In the context of the Tevez award, we do not know what heads of damage were claimed, but they are likely to have included loss of television income as a result of relegation, reduced payments as a result of a lower final league position as well as reduced sponsorship and ticket revenue.

“It is submitted that a recovery for breach of contract is open to criticism on the grounds of remoteness of damage. It is a bold step to say that in summer 2006, the clubs can be taken to have considered that a breach by West Ham of the Premier League regulations would be liable to result in the loss of revenue attendant upon Sheffield United’s relegation the following summer.

“The FA Tribunal award related to liability only. A hearing on quantum was to be heard in March 2009, but the clubs settled the quantum issue shortly before the hearing.

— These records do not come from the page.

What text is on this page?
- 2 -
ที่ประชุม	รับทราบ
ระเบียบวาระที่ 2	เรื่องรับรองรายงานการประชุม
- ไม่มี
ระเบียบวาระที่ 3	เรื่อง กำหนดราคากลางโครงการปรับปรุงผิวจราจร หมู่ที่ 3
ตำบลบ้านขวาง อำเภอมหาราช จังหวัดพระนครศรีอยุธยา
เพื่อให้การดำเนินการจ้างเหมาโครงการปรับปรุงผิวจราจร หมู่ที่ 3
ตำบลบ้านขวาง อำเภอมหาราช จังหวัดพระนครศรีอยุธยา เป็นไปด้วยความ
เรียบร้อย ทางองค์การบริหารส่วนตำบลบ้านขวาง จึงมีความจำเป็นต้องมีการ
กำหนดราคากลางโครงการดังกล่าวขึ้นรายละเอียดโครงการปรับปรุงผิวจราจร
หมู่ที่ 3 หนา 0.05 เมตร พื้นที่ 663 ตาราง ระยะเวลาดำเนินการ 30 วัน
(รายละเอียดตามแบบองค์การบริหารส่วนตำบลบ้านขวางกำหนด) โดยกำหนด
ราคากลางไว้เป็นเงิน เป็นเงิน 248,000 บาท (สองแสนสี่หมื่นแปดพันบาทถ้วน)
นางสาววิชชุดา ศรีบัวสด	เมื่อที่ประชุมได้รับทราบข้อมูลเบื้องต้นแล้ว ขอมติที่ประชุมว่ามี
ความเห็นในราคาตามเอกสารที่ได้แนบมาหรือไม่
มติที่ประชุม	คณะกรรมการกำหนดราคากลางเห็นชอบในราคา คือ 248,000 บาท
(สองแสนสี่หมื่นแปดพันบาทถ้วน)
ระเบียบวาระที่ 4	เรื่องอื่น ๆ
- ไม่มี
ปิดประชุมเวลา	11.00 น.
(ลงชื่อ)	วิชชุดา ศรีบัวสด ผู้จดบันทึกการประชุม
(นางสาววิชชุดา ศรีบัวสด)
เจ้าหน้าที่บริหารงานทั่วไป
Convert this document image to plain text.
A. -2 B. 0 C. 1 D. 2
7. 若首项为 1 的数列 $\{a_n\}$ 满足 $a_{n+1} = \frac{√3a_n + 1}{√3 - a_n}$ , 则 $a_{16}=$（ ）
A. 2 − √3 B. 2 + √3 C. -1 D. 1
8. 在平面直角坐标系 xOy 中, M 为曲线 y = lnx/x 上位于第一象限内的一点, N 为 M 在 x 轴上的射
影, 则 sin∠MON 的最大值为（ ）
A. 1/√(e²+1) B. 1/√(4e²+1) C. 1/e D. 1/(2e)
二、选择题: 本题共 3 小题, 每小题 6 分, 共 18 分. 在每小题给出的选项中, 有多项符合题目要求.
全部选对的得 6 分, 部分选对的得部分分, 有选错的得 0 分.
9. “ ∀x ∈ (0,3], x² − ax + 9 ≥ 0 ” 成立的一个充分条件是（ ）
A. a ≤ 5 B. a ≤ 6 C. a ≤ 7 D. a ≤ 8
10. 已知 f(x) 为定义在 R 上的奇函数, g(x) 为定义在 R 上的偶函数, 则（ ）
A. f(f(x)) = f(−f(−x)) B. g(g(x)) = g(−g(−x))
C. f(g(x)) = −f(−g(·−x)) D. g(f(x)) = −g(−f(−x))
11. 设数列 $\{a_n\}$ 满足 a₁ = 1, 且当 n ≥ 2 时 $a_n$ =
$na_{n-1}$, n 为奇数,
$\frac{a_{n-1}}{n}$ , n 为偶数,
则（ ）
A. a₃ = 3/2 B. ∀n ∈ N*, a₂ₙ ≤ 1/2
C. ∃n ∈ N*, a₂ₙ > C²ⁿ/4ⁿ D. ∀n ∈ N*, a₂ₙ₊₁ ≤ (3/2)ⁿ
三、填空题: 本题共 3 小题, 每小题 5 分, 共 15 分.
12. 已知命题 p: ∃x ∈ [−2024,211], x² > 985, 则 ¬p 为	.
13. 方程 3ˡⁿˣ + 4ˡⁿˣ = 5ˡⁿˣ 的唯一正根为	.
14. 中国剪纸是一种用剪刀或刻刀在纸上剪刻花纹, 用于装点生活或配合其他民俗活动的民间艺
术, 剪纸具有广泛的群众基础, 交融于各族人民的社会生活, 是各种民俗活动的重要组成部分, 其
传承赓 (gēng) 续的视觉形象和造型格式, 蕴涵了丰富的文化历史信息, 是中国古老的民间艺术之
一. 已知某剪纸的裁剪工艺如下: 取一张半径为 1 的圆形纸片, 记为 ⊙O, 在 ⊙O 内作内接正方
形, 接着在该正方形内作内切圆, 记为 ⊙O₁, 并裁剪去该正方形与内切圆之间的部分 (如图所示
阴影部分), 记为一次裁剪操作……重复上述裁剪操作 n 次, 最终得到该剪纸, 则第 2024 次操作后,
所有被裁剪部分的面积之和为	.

Third party influence “In the context of the FA Premier League rules, what was offensive about the Tevez and Mascherano agreements was the ability of a third party to influence a club’s performance. In the light of the Tevez controversy, The Federation Internationale de Football Association (Fifa) incorporated a new rule in its Regulations on the Status and Transfer of Players, Article 18, which provides: ‘No club shall enter into a contract which enables any other party to that contract or any third party to acquire the ability to influence in employment and transfer-related matters its independence, its policies or the performance of its teams’. This is similar to the FA Premier League former rule U18 (of which West Ham fell foul), now rule V20. The FIFA rule catches third parties as well as a club’s counterparty to a contract.

“Under both the Fifa and the Premier League rules, the ownership by third parties of economic rights in players is not banned per se, but the Premier League has also introduced new rules L34 and L35, in a section titled ‘Prohibition on Third Party Investment’. In summary, these rules only permit transfer payments to selling clubs, their guarantors, authorised agents and the football authorities, where applicable. Rule L35 permits a buying Premier League club to buy out the interest of an economic rights holder, if the holder already has an agreement with a player or his selling club that the holder will be paid when the player is transferred.

“Difficulties continue, in England at least, with third party rights holders. One such is the Hero Global Football Fund, based in Jersey, backed by a Dubai bank and with advisers including Alan Hansen. The Hero Fund’s objective was to invest in European and other clubs in return for a cut of young players’ transfer fees when the players are sold on. Precise details of what the fund wished to do are not public, but the FA Premier League concluded that the fund’s business model would be in breach of rules L34 and L35.

“As is well known, third party ownership of a player’s economic rights is common in South America, where many clubs do not have the resources to pay large transfer fees. Regardless of the economic realities elsewhere, however, the Premier League has clearly signalled its scepticism towards arrangements of this type.

Claims by other parties“Once the decision of the FA Tribunal was known, a stream of other parties suggested they may bring claims against West Ham. These include current and former Sheffield United players and the club’s previous manager, Neil Warnock. Two other clubs were also reportedly considering their positions, Fulham FC and Leeds United. Fulham would have received a greater payment from the Premier League in 2007 had West Ham been deducted three points (since in those circumstances Fulham would have finished above West Ham United). Leeds sold players such as Rob Hulse and Matthew Kilgallon to Sheffield United, with additional contingency payments included in the transfers: these presumably would have become operative had Sheffield United retained its Premiership status in 2007.

“West Ham moved quickly to try to quash such claims: the club said it would do all it could ‘to stop this matter ending in a form of legal anarchy’. Might these parties have a sustainable cause of action? Fulham, being a Premier League club, would be able to bring a claim in contract. In the other cases, the cause of action is more difficult to discern. It will be difficult to establish that West Ham owed the other parties the duty of care necessary as part of a claim in negligence.

“The economic torts may also be avenues of attack, but here too there are difficulties. Procuring a breach of contract carries a high evidential burden of intention on the part of the defendant. In the tort of causing loss by unlawful means, the unlawful means themselves (here, presumably breach of contract, misrepresentation or deceit) must have been actionable by the defendant.

“The former players, etc, had no contract with West Ham, and West Ham would argue that any misrepresentation or deceit was not made or carried out with the intention that it should be acted upon by the defendants, or classes of person including the defendants. The details will need to be examined, but at this stage it appears that while there may be a degree of unrest, legal anarchy seems unlikely to result from the Tevez affair.”